Moosa is the editor of Atheer, an electronic newspaper established in 2013, he leads one of the Sultanate’s most prominent platforms focused on local and cultural affairs. Each month, Atheer publishes a cultural piece in collaboration with the Oman Establishment for Press, Publishing, and Advertising. His career began as an information systems analyst, and he holds a Master’s degree in Information Systems. Notably, he was the first person to establish academic virtual content for distance learning in Oman in a programme accredited by the Ministry of Higher Education. He also played a foundational role in establishing Sablat Oman, a forum addressing key Omani issues, and served as the Chairman of its Board of Directors from 2006 to 2013.
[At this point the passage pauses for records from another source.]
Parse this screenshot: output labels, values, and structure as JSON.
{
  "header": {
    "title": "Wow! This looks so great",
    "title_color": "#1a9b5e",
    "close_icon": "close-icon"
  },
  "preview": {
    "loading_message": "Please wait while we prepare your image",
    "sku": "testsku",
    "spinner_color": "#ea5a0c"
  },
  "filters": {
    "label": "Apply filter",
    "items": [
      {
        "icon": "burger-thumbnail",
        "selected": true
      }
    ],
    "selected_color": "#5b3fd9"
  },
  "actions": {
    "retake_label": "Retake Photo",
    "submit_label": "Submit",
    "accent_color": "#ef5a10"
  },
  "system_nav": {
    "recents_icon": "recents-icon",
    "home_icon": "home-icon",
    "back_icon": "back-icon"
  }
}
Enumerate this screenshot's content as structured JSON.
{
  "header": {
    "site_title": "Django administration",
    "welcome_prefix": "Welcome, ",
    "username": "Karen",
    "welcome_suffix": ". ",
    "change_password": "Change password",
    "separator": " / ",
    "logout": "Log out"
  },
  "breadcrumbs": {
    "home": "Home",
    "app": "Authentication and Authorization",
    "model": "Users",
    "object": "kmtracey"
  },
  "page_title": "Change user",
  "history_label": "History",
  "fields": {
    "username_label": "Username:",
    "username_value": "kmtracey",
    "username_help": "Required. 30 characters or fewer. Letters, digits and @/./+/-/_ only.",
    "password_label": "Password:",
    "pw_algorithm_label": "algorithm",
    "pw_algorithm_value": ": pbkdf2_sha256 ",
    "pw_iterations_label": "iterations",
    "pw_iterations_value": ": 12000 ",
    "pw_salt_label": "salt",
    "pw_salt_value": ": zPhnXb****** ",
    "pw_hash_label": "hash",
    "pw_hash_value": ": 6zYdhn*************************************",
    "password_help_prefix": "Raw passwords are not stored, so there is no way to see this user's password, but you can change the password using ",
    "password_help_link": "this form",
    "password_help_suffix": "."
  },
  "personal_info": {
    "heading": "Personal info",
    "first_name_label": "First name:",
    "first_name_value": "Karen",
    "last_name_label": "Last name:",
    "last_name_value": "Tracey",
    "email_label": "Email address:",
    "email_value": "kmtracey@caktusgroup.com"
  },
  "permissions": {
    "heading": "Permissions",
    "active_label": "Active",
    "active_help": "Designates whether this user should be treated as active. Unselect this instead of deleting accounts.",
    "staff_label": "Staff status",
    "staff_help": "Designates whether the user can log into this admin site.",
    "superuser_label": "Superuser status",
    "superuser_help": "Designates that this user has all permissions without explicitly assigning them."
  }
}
History of the Ceremony of Admission
During the first 55 years of its history, Girton College had Lecturers and Directors of Studies, but no Fellows except for the Eugenie Strong Research Fellowship, established in 1910. There was therefore no admission ceremony in the early years of the College.
Girton’s first Charter and Statutes, granted 100 years ago in 1924, placed control of the College in the hands of the Mistress, Fellows and three members of the University Senate; 1924 was therefore the first year that Girton had Fellows. A “Ceremony of Admissions” of Fellows and Scholars was established in 1928 in a form similar to the present version. The Fellows’ Register, the same register that is signed on the evening, was instituted in 1954 when the Revised Charter and Statutes of the College came into force.